As search and rescue operations continue for survivors of the devastating landslide in Shenzhen, reports suggest Chinese authorities were warned of the threats posed by a growing pile of construction waste a year ago.
The landslide occurred on Sunday in the southern city of Shenzhen, smashing into Hengtaiyu industrial park in Guangming New District. Thirty-three buildings were buried, and at least 85 people are still missing in China’s latest industrial disaster.

The landslide covers an area of 380,000 square meters with silt 10 meters deep, according to state news agency Xinhua. No deaths have been reported so far.

The buried buildings include factories, office buildings, dormitories and low-rise buildings. A section of the major West-East Gas Pipeline, owned by China’s oil and natural gas producer PetroChina, also exploded after the landslide, said Xinhua.

A man-made disaster

China’s Ministry of Land and Natural Resources said, in a post on its official social media account on Weibo, that the accident was caused by the collapse of a mountain of waste soil, which was stacked too steeply, thus resulting in instability.

The pile of construction waste had been stored at an old, disused quarry.

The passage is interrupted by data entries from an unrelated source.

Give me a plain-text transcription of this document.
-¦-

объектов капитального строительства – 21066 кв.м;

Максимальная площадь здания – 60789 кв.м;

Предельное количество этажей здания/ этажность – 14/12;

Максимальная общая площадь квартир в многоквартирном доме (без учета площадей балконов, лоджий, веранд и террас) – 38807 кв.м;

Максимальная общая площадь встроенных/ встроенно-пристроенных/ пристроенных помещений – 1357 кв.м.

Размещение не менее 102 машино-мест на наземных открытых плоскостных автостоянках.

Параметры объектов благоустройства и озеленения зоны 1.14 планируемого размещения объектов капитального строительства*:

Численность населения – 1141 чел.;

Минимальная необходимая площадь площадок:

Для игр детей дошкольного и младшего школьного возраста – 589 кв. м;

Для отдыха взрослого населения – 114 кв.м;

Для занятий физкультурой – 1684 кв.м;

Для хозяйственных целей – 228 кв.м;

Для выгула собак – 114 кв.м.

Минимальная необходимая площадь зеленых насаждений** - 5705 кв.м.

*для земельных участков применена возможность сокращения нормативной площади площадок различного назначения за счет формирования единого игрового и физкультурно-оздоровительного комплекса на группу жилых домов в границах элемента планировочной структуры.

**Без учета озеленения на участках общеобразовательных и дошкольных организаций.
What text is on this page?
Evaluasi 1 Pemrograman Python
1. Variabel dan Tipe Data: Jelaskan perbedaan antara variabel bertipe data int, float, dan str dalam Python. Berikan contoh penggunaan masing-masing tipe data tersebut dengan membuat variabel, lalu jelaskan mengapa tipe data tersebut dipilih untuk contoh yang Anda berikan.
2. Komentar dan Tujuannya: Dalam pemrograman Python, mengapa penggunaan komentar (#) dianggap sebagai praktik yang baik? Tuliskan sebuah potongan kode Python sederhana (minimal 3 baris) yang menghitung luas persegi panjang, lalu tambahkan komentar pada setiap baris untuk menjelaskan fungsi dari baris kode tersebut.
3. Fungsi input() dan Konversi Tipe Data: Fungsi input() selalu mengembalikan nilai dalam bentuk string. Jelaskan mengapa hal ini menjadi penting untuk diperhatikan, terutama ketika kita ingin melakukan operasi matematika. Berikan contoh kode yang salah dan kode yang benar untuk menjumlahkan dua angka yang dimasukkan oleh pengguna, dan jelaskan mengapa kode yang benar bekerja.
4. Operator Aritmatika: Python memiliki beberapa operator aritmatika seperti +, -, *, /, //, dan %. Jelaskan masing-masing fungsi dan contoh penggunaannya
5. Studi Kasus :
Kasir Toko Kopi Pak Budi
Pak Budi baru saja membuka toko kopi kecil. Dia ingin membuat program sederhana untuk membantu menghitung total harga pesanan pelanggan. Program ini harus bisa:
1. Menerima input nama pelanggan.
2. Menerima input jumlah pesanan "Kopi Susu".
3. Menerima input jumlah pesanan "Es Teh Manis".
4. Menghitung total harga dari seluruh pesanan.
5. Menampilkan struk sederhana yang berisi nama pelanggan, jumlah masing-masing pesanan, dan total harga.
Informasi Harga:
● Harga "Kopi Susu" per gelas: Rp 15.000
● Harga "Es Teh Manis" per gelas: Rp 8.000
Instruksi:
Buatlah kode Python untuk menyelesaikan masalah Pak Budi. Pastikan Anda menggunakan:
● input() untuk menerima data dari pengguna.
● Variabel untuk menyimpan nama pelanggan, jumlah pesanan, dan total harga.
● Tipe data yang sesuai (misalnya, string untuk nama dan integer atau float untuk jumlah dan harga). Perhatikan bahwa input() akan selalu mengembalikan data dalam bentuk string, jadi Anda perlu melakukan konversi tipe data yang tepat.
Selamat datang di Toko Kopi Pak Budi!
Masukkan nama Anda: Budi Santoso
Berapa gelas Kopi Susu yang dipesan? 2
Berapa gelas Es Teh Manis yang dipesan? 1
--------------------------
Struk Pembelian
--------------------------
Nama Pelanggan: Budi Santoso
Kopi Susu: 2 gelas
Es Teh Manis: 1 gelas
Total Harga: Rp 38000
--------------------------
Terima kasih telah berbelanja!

It was authorized to serve as a temporary construction soil dumpsite from February 2014 onwards, but only for a year. The site should have stopped operating this February, according to the Chinese newspaper National Business Daily.

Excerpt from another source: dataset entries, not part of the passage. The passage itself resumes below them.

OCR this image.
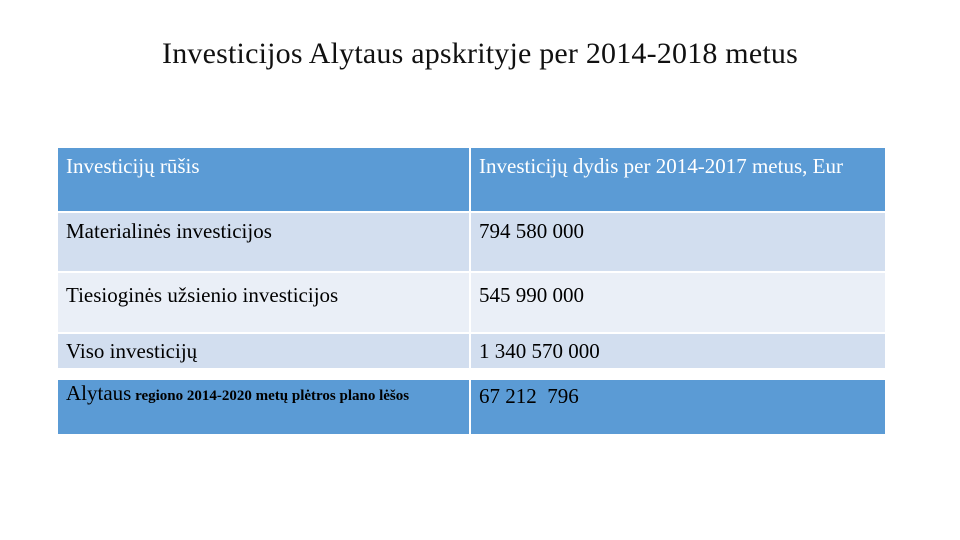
Investicijos Alytaus apskrityje per 2014-2018 metus
Investicijų rūšis	Investicijų dydis per 2014-2017 metus, Eur
Materialinės investicijos	794 580 000
Tiesioginės užsienio investicijos	545 990 000
Viso investicijų	1 340 570 000
Alytaus regiono 2014-2020 metų plėtros plano lėšos	67 212  796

However, workers in the industrial estate said that the waste dumping never stopped. They also complained about the pollution and safety problems caused at the site.

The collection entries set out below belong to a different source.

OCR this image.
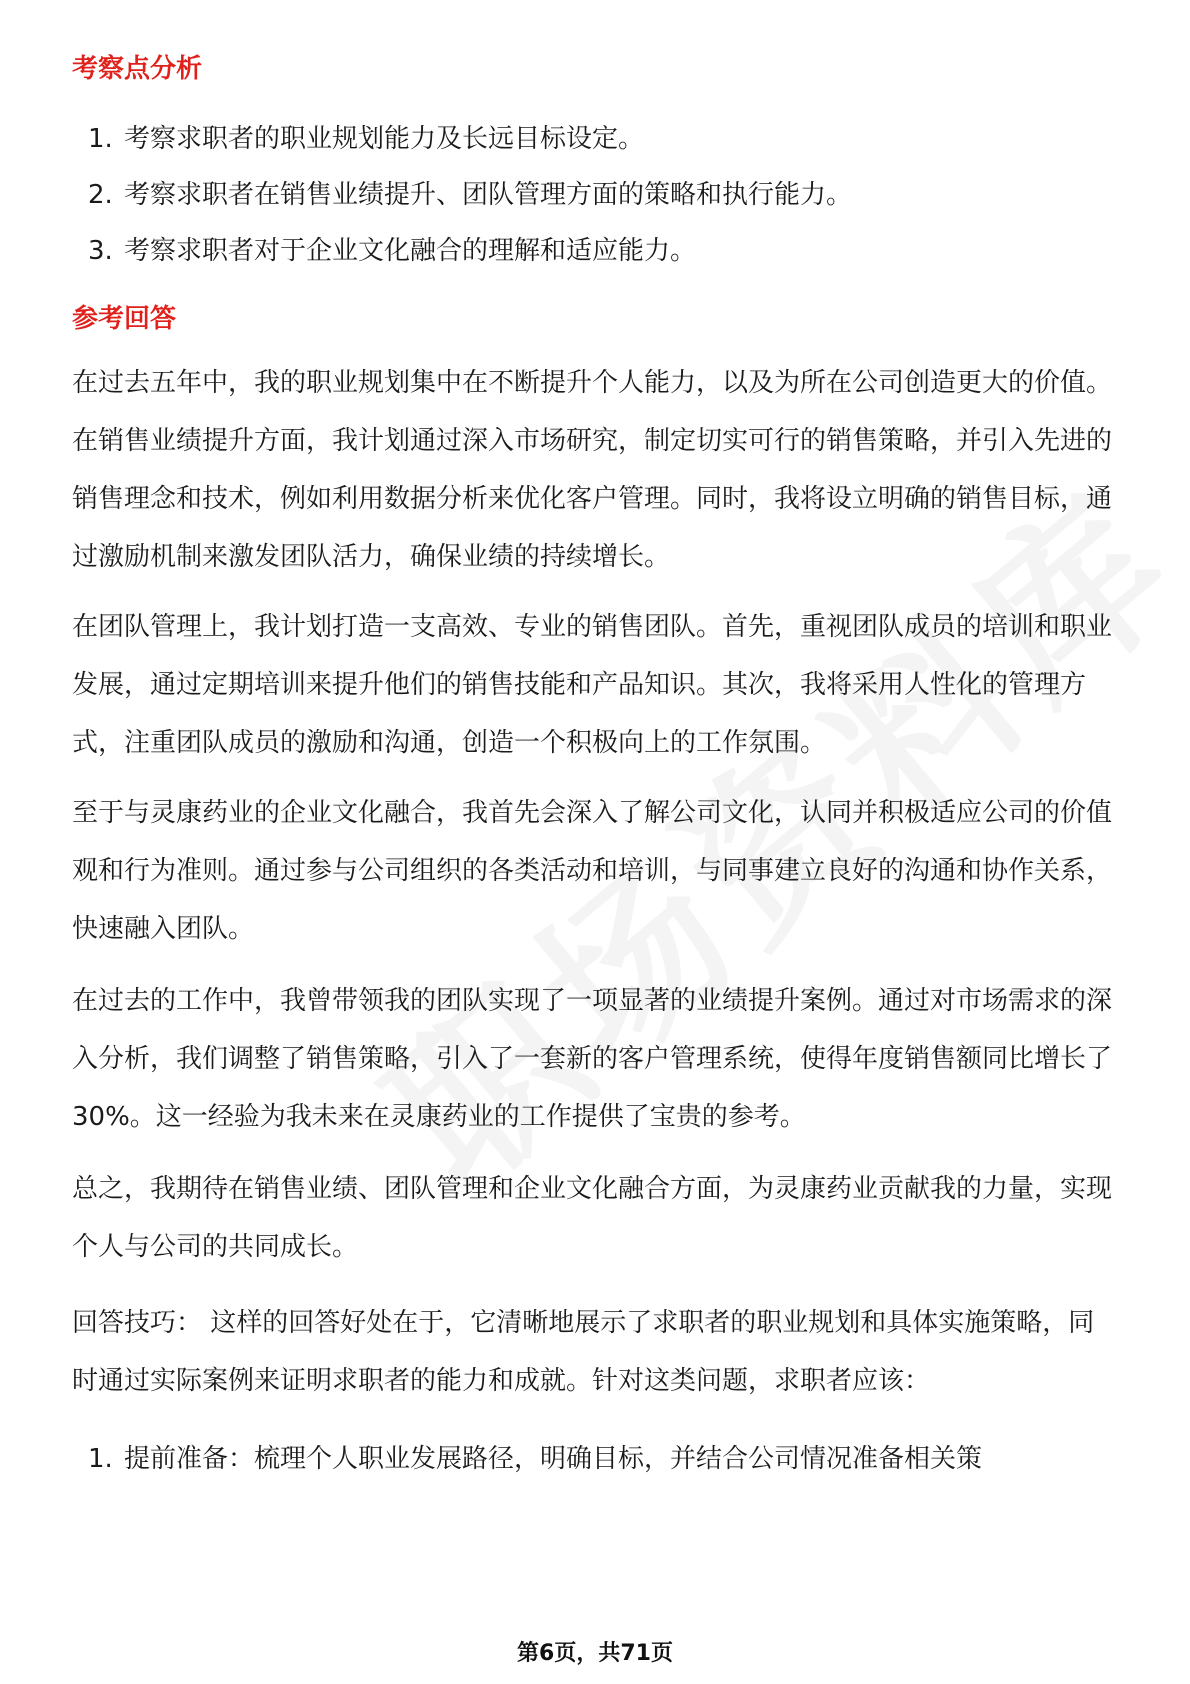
考察点分析
1. 考察求职者的职业规划能力及长远目标设定。
2. 考察求职者在销售业绩提升、团队管理方面的策略和执行能力。
3. 考察求职者对于企业文化融合的理解和适应能力。
参考回答
在过去五年中，我的职业规划集中在不断提升个人能力，以及为所在公司创造更大的价值。在销售业绩提升方面，我计划通过深入市场研究，制定切实可行的销售策略，并引入先进的销售理念和技术，例如利用数据分析来优化客户管理。同时，我将设立明确的销售目标，通过激励机制来激发团队活力，确保业绩的持续增长。
在团队管理上，我计划打造一支高效、专业的销售团队。首先，重视团队成员的培训和职业发展，通过定期培训来提升他们的销售技能和产品知识。其次，我将采用人性化的管理方式，注重团队成员的激励和沟通，创造一个积极向上的工作氛围。
至于与灵康药业的企业文化融合，我首先会深入了解公司文化，认同并积极适应公司的价值观和行为准则。通过参与公司组织的各类活动和培训，与同事建立良好的沟通和协作关系，快速融入团队。
在过去的工作中，我曾带领我的团队实现了一项显著的业绩提升案例。通过对市场需求的深入分析，我们调整了销售策略，引入了一套新的客户管理系统，使得年度销售额同比增长了30%。这一经验为我未来在灵康药业的工作提供了宝贵的参考。
总之，我期待在销售业绩、团队管理和企业文化融合方面，为灵康药业贡献我的力量，实现个人与公司的共同成长。
回答技巧： 这样的回答好处在于，它清晰地展示了求职者的职业规划和具体实施策略，同时通过实际案例来证明求职者的能力和成就。针对这类问题，求职者应该：
1. 提前准备：梳理个人职业发展路径，明确目标，并结合公司情况准备相关策
第6页，共71页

Citing workers in the industrial estate, the National Business Daily also reported that trucks transporting waste from nearby construction sites would come every day in the past two years.

Problem reported a year ago

Rapid development in the city, with increasing construction of new buildings and subway lines, has created a large amount of construction mud waste, which Shenzhen lacks the capacity to accommodate. A local state-run newspaper, the Shenzhen Evening Post, had already pointed out a year ago that the nine existing dump sites were far from enough.

“It will lead to two possible consequences: unregulated dumping activities and illegal dumping sites,” the newspaper had warned in October 2014. The same report noted that authorities had been struggling to find space for construction soil waste since 2006.

Prime Minister Li Keqiang has ordered a public investigation into Sunday’s landslide.